Batch Ingestion is a commonly used way to ingest data. It processes data in bulk, meaning that a subset of data from the source system is extracted and loaded into the internal data storage based on the time interval or the size of accumulated data.

Time-based vs. size-based batch ingestion#

Time-based batch ingestion often processes data on a fixed time interval (e.g., once a day) to provide periodic reporting. It's often used in traditional business ETL or ELT for data warehousing, such as getting daily transactions from a payment provider.

2 types batch ingestion

Size-based batch ingestion is used when the time interval doesn't really matter, but the size of bulk or the number of records in the batch matters. It ensures a consistent load on the internal storage, reducing the risk of overloading the database with a huge bulk.

Full snapshot vs. Incremental load#

When consuming data from the source, we can choose whether we want to take full snapshot of the source each time or consume only the difference.

Taking a full snapshot means extracting the entire current state of the source system.

Note

A benefit is ensuring data completeness and simple application logic.

However, the downside would be the resource-intensive operations as the data grows.

full snapshot ingestion

On the other hand, incremental load only consumes a subset of source data, which minimizes resource usage. One implementation method is to load the data from the last interval.

Example

Extracting the transactions that happened in the last hour.

Warning

There's 1 caveat. If the ingestion code didn't run last time, we would lose the data in that hour because we only look at the recent/last hour.

incremental ingestion

Success

An improved version is to look at the target system's latest timestamp and use it as the starting point of the new incremental window.

In the previous diagram, the code didn't run from 10 a.m. to 12 p.m.

Therefore, the latest timestamp in the target systems is somewhere around 10 a.m.

When the schedule runs at 1 p.m., it will read data all the way from 10 a.m. to fill the gap

dynamic incremental ingestion

This approach mitigates the risk of losing data, but it comes with the complexity of finding out the latest timestamp in the target system.

Tip

Finding the maximum value of a column can be quite expensive because it has to scan the entire column.

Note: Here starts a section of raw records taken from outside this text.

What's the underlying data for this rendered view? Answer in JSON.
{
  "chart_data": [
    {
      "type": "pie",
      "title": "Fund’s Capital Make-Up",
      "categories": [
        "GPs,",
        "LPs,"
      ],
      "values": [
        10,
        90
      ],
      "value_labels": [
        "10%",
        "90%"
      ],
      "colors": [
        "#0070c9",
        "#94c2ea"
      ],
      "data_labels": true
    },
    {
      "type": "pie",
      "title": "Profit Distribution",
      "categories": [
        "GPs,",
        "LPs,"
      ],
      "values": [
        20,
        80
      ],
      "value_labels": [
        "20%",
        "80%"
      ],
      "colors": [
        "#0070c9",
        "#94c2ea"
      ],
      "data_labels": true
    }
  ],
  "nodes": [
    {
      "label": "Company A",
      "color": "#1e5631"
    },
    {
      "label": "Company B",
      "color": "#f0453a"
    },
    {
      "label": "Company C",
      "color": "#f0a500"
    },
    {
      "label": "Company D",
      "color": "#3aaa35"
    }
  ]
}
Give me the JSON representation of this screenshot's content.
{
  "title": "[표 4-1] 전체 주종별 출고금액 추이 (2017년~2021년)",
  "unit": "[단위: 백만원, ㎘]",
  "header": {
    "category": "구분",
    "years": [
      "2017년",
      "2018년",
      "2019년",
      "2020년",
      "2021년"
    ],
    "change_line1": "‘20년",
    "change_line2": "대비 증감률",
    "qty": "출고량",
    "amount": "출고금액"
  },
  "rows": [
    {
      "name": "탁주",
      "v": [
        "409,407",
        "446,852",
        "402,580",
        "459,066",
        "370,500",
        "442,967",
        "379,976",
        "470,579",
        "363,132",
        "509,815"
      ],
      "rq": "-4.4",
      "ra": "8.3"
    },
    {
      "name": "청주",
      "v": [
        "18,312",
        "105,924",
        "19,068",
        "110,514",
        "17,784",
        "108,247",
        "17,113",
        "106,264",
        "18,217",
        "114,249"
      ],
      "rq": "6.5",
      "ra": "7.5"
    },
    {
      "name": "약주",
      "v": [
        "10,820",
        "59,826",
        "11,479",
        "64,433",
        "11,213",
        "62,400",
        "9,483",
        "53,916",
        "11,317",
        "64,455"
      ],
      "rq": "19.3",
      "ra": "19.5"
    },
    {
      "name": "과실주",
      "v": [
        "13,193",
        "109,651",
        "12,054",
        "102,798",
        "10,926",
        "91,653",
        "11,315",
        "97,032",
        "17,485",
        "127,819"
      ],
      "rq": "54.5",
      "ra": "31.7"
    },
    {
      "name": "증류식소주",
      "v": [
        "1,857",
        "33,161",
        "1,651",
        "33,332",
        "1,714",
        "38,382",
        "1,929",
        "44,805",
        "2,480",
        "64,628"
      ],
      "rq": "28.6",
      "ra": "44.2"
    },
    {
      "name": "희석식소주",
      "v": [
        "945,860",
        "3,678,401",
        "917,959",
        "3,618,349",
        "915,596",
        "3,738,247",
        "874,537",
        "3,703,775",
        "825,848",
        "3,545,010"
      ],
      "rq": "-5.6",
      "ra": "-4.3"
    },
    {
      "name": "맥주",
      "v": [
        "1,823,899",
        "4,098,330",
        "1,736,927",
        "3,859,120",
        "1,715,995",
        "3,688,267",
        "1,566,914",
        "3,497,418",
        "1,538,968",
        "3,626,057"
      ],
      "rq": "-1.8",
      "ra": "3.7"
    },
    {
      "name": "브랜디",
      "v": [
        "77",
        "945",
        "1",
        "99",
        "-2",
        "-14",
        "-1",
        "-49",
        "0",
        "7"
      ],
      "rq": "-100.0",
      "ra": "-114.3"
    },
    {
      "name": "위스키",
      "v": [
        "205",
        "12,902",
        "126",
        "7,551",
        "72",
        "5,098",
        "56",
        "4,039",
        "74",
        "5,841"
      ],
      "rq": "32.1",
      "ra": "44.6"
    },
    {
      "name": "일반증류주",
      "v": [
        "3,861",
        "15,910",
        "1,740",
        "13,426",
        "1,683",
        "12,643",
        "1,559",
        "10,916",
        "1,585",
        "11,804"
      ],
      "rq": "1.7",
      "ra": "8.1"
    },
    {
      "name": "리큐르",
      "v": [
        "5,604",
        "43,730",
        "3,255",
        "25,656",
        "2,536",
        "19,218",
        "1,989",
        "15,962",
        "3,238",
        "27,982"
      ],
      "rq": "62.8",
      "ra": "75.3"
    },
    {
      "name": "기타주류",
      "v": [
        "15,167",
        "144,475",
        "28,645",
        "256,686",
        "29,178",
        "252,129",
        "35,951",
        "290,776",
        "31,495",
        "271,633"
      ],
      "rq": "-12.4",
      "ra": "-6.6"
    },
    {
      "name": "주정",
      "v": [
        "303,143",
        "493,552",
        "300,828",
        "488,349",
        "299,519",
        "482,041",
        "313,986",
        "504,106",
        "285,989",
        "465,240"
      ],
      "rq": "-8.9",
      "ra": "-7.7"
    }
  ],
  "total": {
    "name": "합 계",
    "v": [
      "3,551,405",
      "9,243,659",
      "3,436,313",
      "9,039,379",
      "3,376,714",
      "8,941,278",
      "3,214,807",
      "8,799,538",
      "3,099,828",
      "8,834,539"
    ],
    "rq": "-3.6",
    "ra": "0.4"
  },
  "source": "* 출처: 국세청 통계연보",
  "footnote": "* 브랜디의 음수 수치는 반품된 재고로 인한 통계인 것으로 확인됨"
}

A tip is to sort the column or partition the table on that column.

Batch ingestion is the most widely used form of data ingestion when real-time data is not required.

An example is the payroll and billing systems that need to be processed monthly or quarterly.

Warning

Keep in mind that batch ingestion requires more hardware resources to process large data batches and has hours or days latency depending on the time interval.